Cumhurbaşkanı imzasıyla Resmi Gazete’de yayımlanan tedbirlere başta ekonomistler olmak üzere, siyasetçiler ve sendikacılardan tepkiler geliyor.
Türkiye Kamu Çalışanları Sendikaları Konfederasyonu (Kamu-Sen), lojman kiralarını artıran, servisleri kaldıran, kamuya alınacak personel sayısını sınırlandıran düzenlemelerin iptali istemiyle dava açtığını duyurdu.
Kamu-Sen’in yaptığı duyuru şöyle:
“Kamuya yeni personel alımının emekli olan kamu görevlisi sayısı ile sınırlandırılması gözden geçirilmesi gereken bir karardır. Böyle bir karar, önümüzdeki yıllarda artacak nüfusa ve hizmet ihtiyacına paralel olarak kamu çalışanı açığının daha da büyümesine yol açacaktır.
Personel servislerinin kaldırılmasının toplamda 85 milyon TL tutarında bir tasarruf sağlayacağı ifade edilmektedir. Ancak personele verilecek ulaşım kartları, artacak akaryakıt masrafları dikkate alındığında maliyet tasarruf miktarından çok daha fazla olacaktır.
Servis hizmetlerine yönelik olarak alınmış toplusözleşme kararlarının da böyle bir çalışma ile iptal ediliyor olması, sendikacılık ve toplusözleşme ilkelerine aykırı bir durum olarak toplu sözleşmenin özerkliğini yok etmek anlamı taşıyacaktır.

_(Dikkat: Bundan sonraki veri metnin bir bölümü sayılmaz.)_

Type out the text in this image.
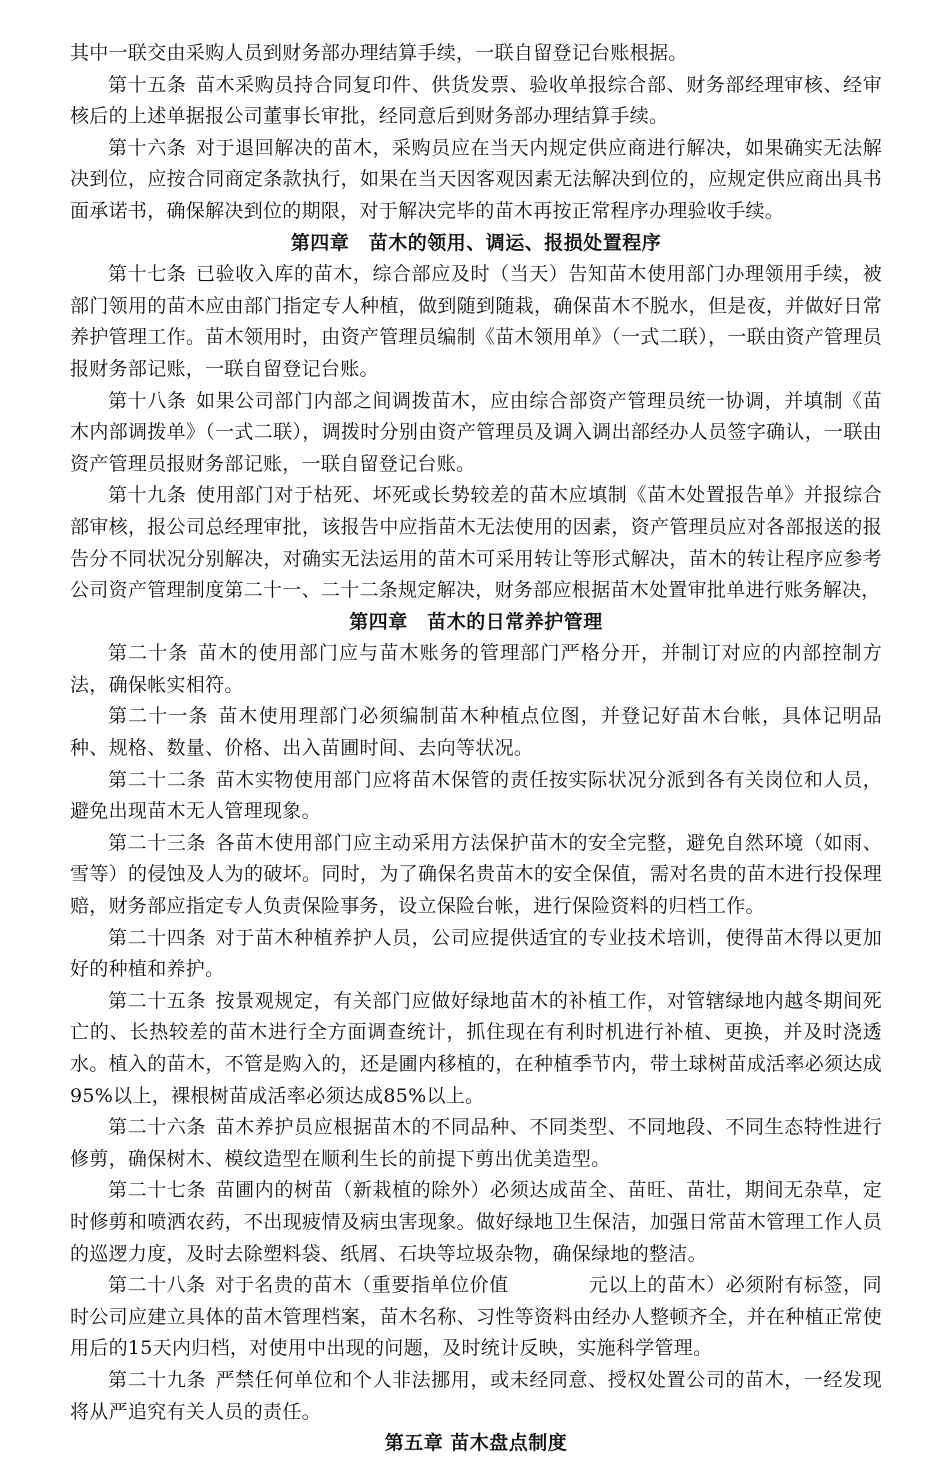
其中一联交由采购人员到财务部办理结算手续，一联自留登记台账根据。

第十五条 苗木采购员持合同复印件、供货发票、验收单报综合部、财务部经理审核、经审核后的上述单据报公司董事长审批，经同意后到财务部办理结算手续。

第十六条 对于退回解决的苗木，采购员应在当天内规定供应商进行解决，如果确实无法解决到位，应按合同商定条款执行，如果在当天因客观因素无法解决到位的，应规定供应商出具书面承诺书，确保解决到位的期限，对于解决完毕的苗木再按正常程序办理验收手续。

第四章　苗木的领用、调运、报损处置程序

第十七条 已验收入库的苗木，综合部应及时（当天）告知苗木使用部门办理领用手续，被部门领用的苗木应由部门指定专人种植，做到随到随栽，确保苗木不脱水，但是夜，并做好日常养护管理工作。苗木领用时，由资产管理员编制《苗木领用单》（一式二联），一联由资产管理员报财务部记账，一联自留登记台账。

第十八条 如果公司部门内部之间调拨苗木，应由综合部资产管理员统一协调，并填制《苗木内部调拨单》（一式二联），调拨时分别由资产管理员及调入调出部经办人员签字确认，一联由资产管理员报财务部记账，一联自留登记台账。

第十九条 使用部门对于枯死、坏死或长势较差的苗木应填制《苗木处置报告单》并报综合部审核，报公司总经理审批，该报告中应指苗木无法使用的因素，资产管理员应对各部报送的报告分不同状况分别解决，对确实无法运用的苗木可采用转让等形式解决，苗木的转让程序应参考公司资产管理制度第二十一、二十二条规定解决，财务部应根据苗木处置审批单进行账务解决，

第四章　苗木的日常养护管理

第二十条 苗木的使用部门应与苗木账务的管理部门严格分开，并制订对应的内部控制方法，确保帐实相符。

第二十一条 苗木使用理部门必须编制苗木种植点位图，并登记好苗木台帐，具体记明品种、规格、数量、价格、出入苗圃时间、去向等状况。

第二十二条 苗木实物使用部门应将苗木保管的责任按实际状况分派到各有关岗位和人员，避免出现苗木无人管理现象。

第二十三条 各苗木使用部门应主动采用方法保护苗木的安全完整，避免自然环境（如雨、雪等）的侵蚀及人为的破坏。同时，为了确保名贵苗木的安全保值，需对名贵的苗木进行投保理赔，财务部应指定专人负责保险事务，设立保险台帐，进行保险资料的归档工作。

第二十四条 对于苗木种植养护人员，公司应提供适宜的专业技术培训，使得苗木得以更加好的种植和养护。

第二十五条 按景观规定，有关部门应做好绿地苗木的补植工作，对管辖绿地内越冬期间死亡的、长热较差的苗木进行全方面调查统计，抓住现在有利时机进行补植、更换，并及时浇透水。植入的苗木，不管是购入的，还是圃内移植的，在种植季节内，带土球树苗成活率必须达成95%以上，裸根树苗成活率必须达成85%以上。

第二十六条 苗木养护员应根据苗木的不同品种、不同类型、不同地段、不同生态特性进行修剪，确保树木、模纹造型在顺利生长的前提下剪出优美造型。

第二十七条 苗圃内的树苗（新栽植的除外）必须达成苗全、苗旺、苗壮，期间无杂草，定时修剪和喷洒农药，不出现疲情及病虫害现象。做好绿地卫生保洁，加强日常苗木管理工作人员的巡逻力度，及时去除塑料袋、纸屑、石块等垃圾杂物，确保绿地的整洁。

第二十八条 对于名贵的苗木（重要指单位价值	元以上的苗木）必须附有标签，同时公司应建立具体的苗木管理档案，苗木名称、习性等资料由经办人整顿齐全，并在种植正常使用后的15天内归档，对使用中出现的问题，及时统计反映，实施科学管理。

第二十九条 严禁任何单位和个人非法挪用，或未经同意、授权处置公司的苗木，一经发现将从严追究有关人员的责任。

第五章 苗木盘点制度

Toplusözleşme ile alınan kararların idari keyfiyetle iptal edilmesi, örgütlenme özgürlüğüne ve toplusözleşme hakkına darbe vurmak anlamına gelmektedir. Böyle bir karar, diğer toplusözleşme hükümlerinin de iptal edilebilmesinin önünü açacaktır.

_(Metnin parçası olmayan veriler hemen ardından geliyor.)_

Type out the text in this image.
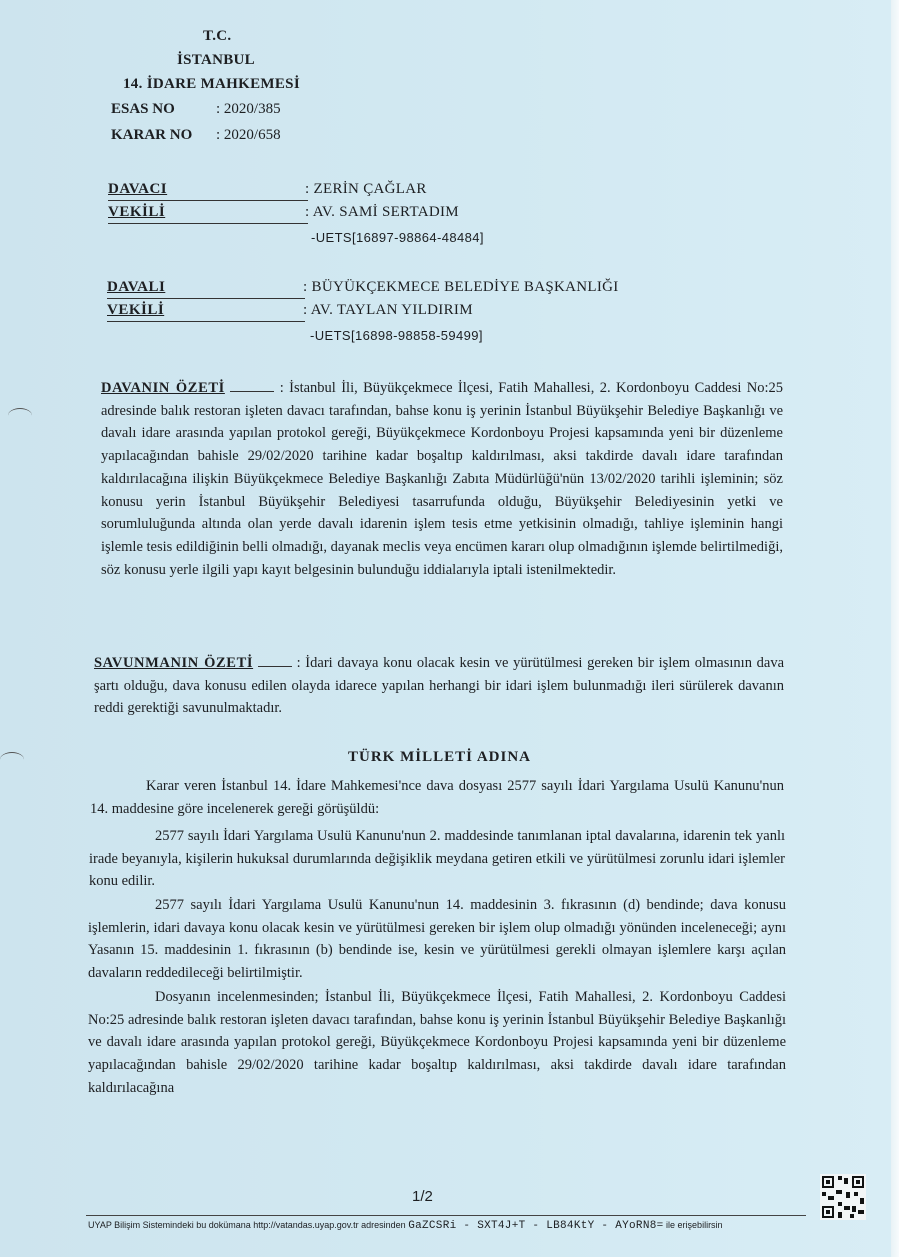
T.C.
İSTANBUL
14. İDARE MAHKEMESİ
ESAS NO	: 2020/385
KARAR NO : 2020/658
DAVACI	: ZERİN ÇAĞLAR
VEKİLİ	: AV. SAMİ SERTADIM
-UETS[16897-98864-48484]
DAVALI	: BÜYÜKÇEKMECE BELEDİYE BAŞKANLIĞI
VEKİLİ	: AV. TAYLAN YILDIRIM
-UETS[16898-98858-59499]
DAVANIN ÖZETİ	: İstanbul İli, Büyükçekmece İlçesi, Fatih Mahallesi, 2. Kordonboyu Caddesi No:25 adresinde balık restoran işleten davacı tarafından, bahse konu iş yerinin İstanbul Büyükşehir Belediye Başkanlığı ve davalı idare arasında yapılan protokol gereği, Büyükçekmece Kordonboyu Projesi kapsamında yeni bir düzenleme yapılacağından bahisle 29/02/2020 tarihine kadar boşaltıp kaldırılması, aksi takdirde davalı idare tarafından kaldırılacağına ilişkin Büyükçekmece Belediye Başkanlığı Zabıta Müdürlüğü'nün 13/02/2020 tarihli işleminin; söz konusu yerin İstanbul Büyükşehir Belediyesi tasarrufunda olduğu, Büyükşehir Belediyesinin yetki ve sorumluluğunda altında olan yerde davalı idarenin işlem tesis etme yetkisinin olmadığı, tahliye işleminin hangi işlemle tesis edildiğinin belli olmadığı, dayanak meclis veya encümen kararı olup olmadığının işlemde belirtilmediği, söz konusu yerle ilgili yapı kayıt belgesinin bulunduğu iddialarıyla iptali istenilmektedir.
SAVUNMANIN ÖZETİ	: İdari davaya konu olacak kesin ve yürütülmesi gereken bir işlem olmasının dava şartı olduğu, dava konusu edilen olayda idarece yapılan herhangi bir idari işlem bulunmadığı ileri sürülerek davanın reddi gerektiği savunulmaktadır.
TÜRK MİLLETİ ADINA
Karar veren İstanbul 14. İdare Mahkemesi'nce dava dosyası 2577 sayılı İdari Yargılama Usulü Kanunu'nun 14. maddesine göre incelenerek gereği görüşüldü:
2577 sayılı İdari Yargılama Usulü Kanunu'nun 2. maddesinde tanımlanan iptal davalarına, idarenin tek yanlı irade beyanıyla, kişilerin hukuksal durumlarında değişiklik meydana getiren etkili ve yürütülmesi zorunlu idari işlemler konu edilir.
2577 sayılı İdari Yargılama Usulü Kanunu'nun 14. maddesinin 3. fıkrasının (d) bendinde; dava konusu işlemlerin, idari davaya konu olacak kesin ve yürütülmesi gereken bir işlem olup olmadığı yönünden inceleneceği; aynı Yasanın 15. maddesinin 1. fıkrasının (b) bendinde ise, kesin ve yürütülmesi gerekli olmayan işlemlere karşı açılan davaların reddedileceği belirtilmiştir.
Dosyanın incelenmesinden; İstanbul İli, Büyükçekmece İlçesi, Fatih Mahallesi, 2. Kordonboyu Caddesi No:25 adresinde balık restoran işleten davacı tarafından, bahse konu iş yerinin İstanbul Büyükşehir Belediye Başkanlığı ve davalı idare arasında yapılan protokol gereği, Büyükçekmece Kordonboyu Projesi kapsamında yeni bir düzenleme yapılacağından bahisle 29/02/2020 tarihine kadar boşaltıp kaldırılması, aksi takdirde davalı idare tarafından kaldırılacağına
1/2
UYAP Bilişim Sistemindeki bu dokümana http://vatandas.uyap.gov.tr adresinden GaZCSRi - SXT4J+T - LB84KtY - AYoRN8= ile erişebilirsin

Son yıllarda ev kiralarında meydana gelen fahiş artışlar, kamu görevlilerinin büyükşehirlerde ve tatil beldelerinde çalışmalarını imkânsız hale getirmiştir. Birçok yerde ev kiraları maaşın üzerindedir.
Kamu lojmanları ise nispeten kolaylık yaratmaktadır. Bu kiraların rayiç bedel üzerinden değerlendirilecek olması kamu hizmetlerinin tamamen aksamasına yol açacak, beklenen etkiyi yaratamayacaktır.
Halen yürürlükte olan toplusözleşme ve Kamu Görevlileri Hakem Kurulu Kararları, personel servisleri, seyahat kartları, giyim yardımları gibi Cumhurbaşkanlığı Genelgesi’ne konu olan pek çok hususa ilişkin, kanun gücünde hükümler içermektedir. Kanun hükmündeki kararların normlar hiyerarşisine aykırı bir biçimde genelgeler ya da yönetmelikler yoluyla kaldırılması hukuka aykırı bir durumdur.